| name | launch-hf-job |
| description | Submit a training/inference script to Hugging Face Jobs (`hf jobs run`). Triggered when the user wants to run training in the cloud, scale beyond local hardware, or kick off a multi-hour fine-tune. Enforces pre-flight: hub_model_id required, ≥2h timeout for training, single-job validation before batch. |
launch-hf-job — Hugging Face Jobs submission
Wrapper: scripts/launch_hf_job.py. Refuses to launch unless the pre-flight
discipline is satisfied.
Required, every time
--hub-model-id you/repo — job storage is ephemeral. Without push_to_hub the
trained model is permanently lost.
--timeout ≥2h for training. Default 4h; scale to model size.
- Reference script must already have been smoke-tested locally (or in a tiny
GPU sandbox) on the smallest sane subset.
Hardware sizing
| Params | Flavor | Min timeout |
|---|
| 1–3B | a10g-largex2 | 2h |
| 7–13B | a100-large | 6h |
| 30B+ | l40sx4 or a100x4 | 12h |
| 70B+ | a100x8 | 24h |
a10g-small and a10g-large have the same 24 GB GPU — only CPU/RAM differ.

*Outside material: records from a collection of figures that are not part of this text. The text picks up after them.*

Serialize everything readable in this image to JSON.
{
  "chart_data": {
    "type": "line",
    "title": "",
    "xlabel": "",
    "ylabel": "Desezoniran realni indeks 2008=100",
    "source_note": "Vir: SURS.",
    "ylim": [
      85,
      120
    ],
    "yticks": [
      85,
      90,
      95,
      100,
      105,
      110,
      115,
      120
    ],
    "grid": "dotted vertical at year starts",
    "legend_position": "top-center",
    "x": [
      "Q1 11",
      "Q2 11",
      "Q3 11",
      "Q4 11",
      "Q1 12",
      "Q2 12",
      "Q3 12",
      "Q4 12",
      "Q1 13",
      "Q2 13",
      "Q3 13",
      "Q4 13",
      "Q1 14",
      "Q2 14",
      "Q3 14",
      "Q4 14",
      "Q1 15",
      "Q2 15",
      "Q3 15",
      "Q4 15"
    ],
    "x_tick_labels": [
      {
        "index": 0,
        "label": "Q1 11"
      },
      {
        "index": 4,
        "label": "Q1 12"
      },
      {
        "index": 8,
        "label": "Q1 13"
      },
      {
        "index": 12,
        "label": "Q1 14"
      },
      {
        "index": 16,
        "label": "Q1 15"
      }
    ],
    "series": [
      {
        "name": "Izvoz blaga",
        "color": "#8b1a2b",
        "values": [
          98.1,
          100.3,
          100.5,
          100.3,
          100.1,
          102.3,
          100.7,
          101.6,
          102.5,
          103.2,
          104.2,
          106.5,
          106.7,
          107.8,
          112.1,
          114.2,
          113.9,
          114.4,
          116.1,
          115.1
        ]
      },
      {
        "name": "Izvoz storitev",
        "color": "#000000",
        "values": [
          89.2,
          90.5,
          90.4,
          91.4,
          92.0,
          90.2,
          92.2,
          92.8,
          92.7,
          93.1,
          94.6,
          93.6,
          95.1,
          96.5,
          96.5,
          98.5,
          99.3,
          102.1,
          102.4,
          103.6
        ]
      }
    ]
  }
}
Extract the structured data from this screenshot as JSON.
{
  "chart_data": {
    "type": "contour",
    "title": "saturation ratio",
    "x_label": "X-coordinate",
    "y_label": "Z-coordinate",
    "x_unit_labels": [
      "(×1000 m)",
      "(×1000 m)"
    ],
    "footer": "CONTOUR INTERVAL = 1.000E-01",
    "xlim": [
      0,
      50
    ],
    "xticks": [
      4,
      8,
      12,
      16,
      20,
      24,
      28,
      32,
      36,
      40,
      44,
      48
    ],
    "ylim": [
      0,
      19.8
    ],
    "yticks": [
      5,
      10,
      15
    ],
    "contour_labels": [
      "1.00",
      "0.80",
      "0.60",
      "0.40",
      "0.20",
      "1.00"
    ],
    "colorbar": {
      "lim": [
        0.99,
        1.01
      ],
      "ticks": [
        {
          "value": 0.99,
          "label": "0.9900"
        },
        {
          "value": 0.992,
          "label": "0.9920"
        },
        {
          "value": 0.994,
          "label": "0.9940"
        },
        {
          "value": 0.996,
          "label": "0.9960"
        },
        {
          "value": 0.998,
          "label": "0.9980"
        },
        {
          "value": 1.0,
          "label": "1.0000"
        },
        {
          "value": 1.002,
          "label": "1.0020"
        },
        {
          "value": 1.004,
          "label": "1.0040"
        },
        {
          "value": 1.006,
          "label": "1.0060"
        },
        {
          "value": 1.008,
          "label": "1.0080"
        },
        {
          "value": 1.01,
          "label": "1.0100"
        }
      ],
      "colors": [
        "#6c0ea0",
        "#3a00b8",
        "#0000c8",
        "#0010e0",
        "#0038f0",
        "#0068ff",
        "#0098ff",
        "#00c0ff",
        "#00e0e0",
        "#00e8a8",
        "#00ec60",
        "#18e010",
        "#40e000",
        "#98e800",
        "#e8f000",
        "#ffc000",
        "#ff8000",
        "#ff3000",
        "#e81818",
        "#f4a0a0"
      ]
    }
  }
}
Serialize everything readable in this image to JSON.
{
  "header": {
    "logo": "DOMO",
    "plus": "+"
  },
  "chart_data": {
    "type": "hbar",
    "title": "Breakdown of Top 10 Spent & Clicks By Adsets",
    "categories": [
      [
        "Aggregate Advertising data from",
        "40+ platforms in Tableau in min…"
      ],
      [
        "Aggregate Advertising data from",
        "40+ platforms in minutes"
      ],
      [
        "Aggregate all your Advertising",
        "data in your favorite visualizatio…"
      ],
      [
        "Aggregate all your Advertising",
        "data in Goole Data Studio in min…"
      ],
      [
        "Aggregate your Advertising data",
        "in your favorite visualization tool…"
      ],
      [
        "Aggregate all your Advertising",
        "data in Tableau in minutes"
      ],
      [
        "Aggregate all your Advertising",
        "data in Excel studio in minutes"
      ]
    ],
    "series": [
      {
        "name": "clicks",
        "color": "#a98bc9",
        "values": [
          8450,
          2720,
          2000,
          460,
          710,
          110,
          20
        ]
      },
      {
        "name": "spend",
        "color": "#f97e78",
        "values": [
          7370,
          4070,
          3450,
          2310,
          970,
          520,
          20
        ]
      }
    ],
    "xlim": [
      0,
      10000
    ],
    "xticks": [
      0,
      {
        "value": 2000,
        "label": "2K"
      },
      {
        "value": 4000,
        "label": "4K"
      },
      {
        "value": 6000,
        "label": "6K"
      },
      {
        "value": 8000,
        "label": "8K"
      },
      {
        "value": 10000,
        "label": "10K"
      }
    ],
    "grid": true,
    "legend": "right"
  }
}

Pick large for the extra system RAM.
Batch / ablation jobs
Submit ONE job first. Read the logs (hf jobs logs <id>) until you see the
loss come down for at least 10 logging steps. THEN submit the rest.
Never submit a sweep all at once — one bug kills every run identically.
Common failure modes
| Symptom | Fix |
|---|
| Job killed at 30 minutes | You forgot --timeout. |
| Trained model gone | push_to_hub=False or hub_model_id missing. |
flash-attn ImportError | Add it to --extra-dep flash-attn. |
KeyError: 'chosen' | Audit dataset; you sent SFT data to DPO. |
| Gated dataset prompt | HF_TOKEN lacks scope; regenerate with read access. |
Example
python scripts/launch_hf_job.py \
--script scripts/train_sft.py \
--config configs/my-run.yaml \
--hardware a10g-largex2 \
--timeout 4h \
--hub-model-id my-user/smollm2-360m-capybara-sft
OOM recovery in HF Jobs
Same playbook as local OOM (see train-sft skill): halve micro-batch, double
grad-accum, gradient_checkpointing=True, bf16=True, adamw_8bit, then
upgrade flavor. Never silently switch SFT → LoRA or drop max_seq_length.